VIENNA In light of air base, just how important is airport funding?



The air base may face an opportunity for growth.
By STEPHEN SIFF
VINDICATOR TRUMBULL STAFF
VIENNA -- On certain weekend mornings, the two gates to the Youngstown Air Force Reserve Station resemble a steel mill during the Valley's better days.
More than 2,000 people work here, mostly on a part-time basis, making the military station the fourth-largest employer in the Mahoning Valley.
They crowd the gates on training weekends, when more than 1,400 reservists come to practice and prepare for war.
Their 16 Lockeed C-130H2 cargo planes are by far the most visible aircraft to use the generally sleepy airport next door.
Worth it to taxpayers?
Is it worth paying for the airport -- $247,337 a year from Trumbull and Mahoning County taxpayers combined -- if the primary signs of life are at military station next door?
"Absolutely," says U.S. Rep. Tim Ryan of Niles, D-17th.
Other officials are not convinced.
Mahoning County commissioners are debating whether they can afford to continue funding an airport located in the county next door.
Trumbull County commissioners have committed to paying for the facility -- despite deep budget problems that prompted laying off more than 100 county workers earlier this year.
On Friday, Liberty Township administrator Patrick Ungaro urged Ryan to organize a meeting of community leaders to discuss airport funding.
To be sure, there is activity at the airport beside the air base.
Winner Aviation employs dozens fixing planes, selling fuel and assisting with charters. Private planes and charters to gambling destinations use the airport. And Timkin and Delphi Packard have located plants near the airport to gain "Free Trade Zone" tax advantages only available because the airport is there.
But the air station is by far the biggest, with the most employees, largest payroll and greatest economic impact.
The Air Force Reserve pumps $69 million a year into the local economy, largely through employee pay and contracts for services.
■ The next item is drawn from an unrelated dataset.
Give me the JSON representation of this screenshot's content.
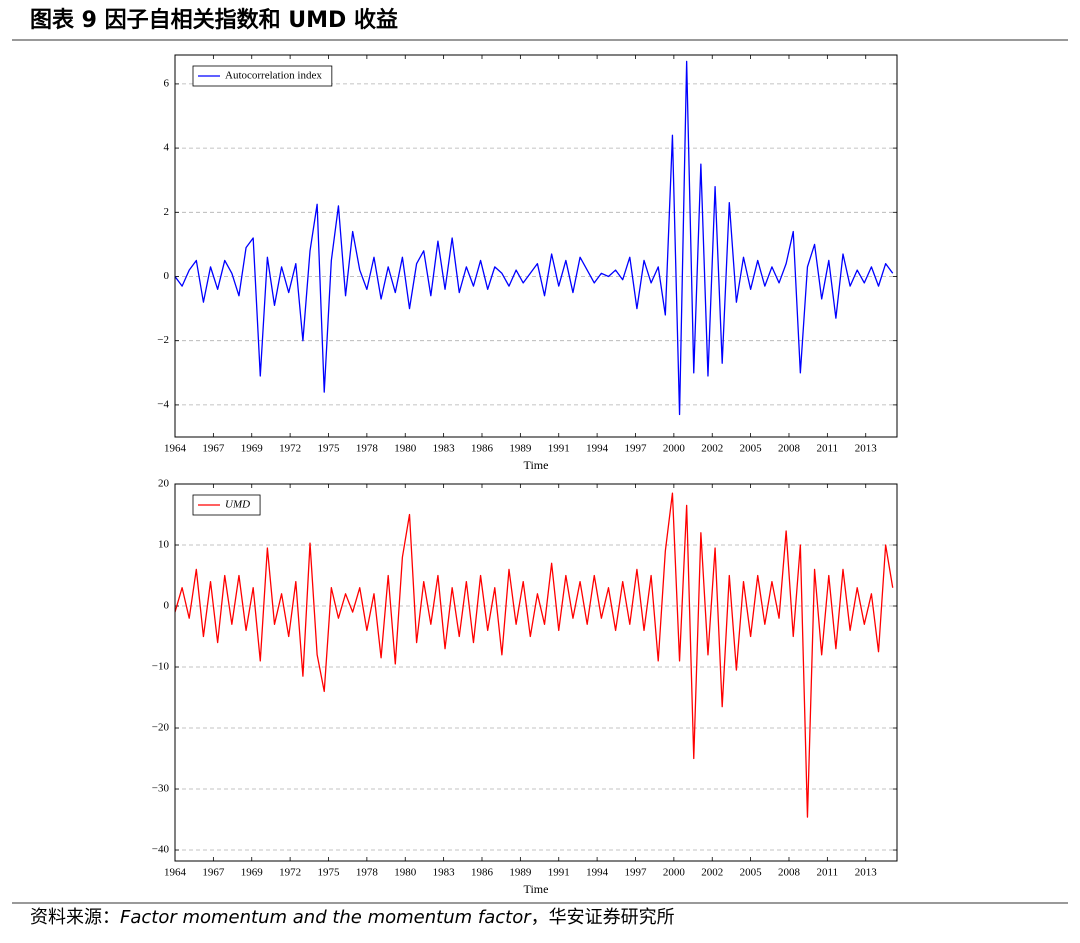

Those jobs and contracts have an economic impact of $86 million a year, after accounting for how the money gets re-spent and creates more jobs in the area, according to the Air Force Reserve's latest annual report.
They say the economic impact could top $100 million a year if expenditures by Navy and Marine reserve contingents at the base are factored in.
"This is all new money to the community," said Youngstown-Warren Regional Chamber vice president Reid Dulberger. He is also the former head of the Western Reserve Port Authority Board, which runs the airport.
"It is not like we are selling to each other. This is new money we are bringing in and re-investing in the community," he stressed.
Ryan said the impact of the air base is greater than most industrial developments, and that many of those are subsidized, in a sense, through tax abatements.
"We probably give a hell of a lot of money to smaller companies that don't employ as many people," he said.
Base closings
The federal government's plans to close 25 percent of all military air bases in 2005 represents both a risk and an opportunity for the Mahoning Valley.
If the local air base survives the closures, it will be in a good position to pick up some business from the bases that close, Ryan said.
He said he'd like to see the Valley "at the table."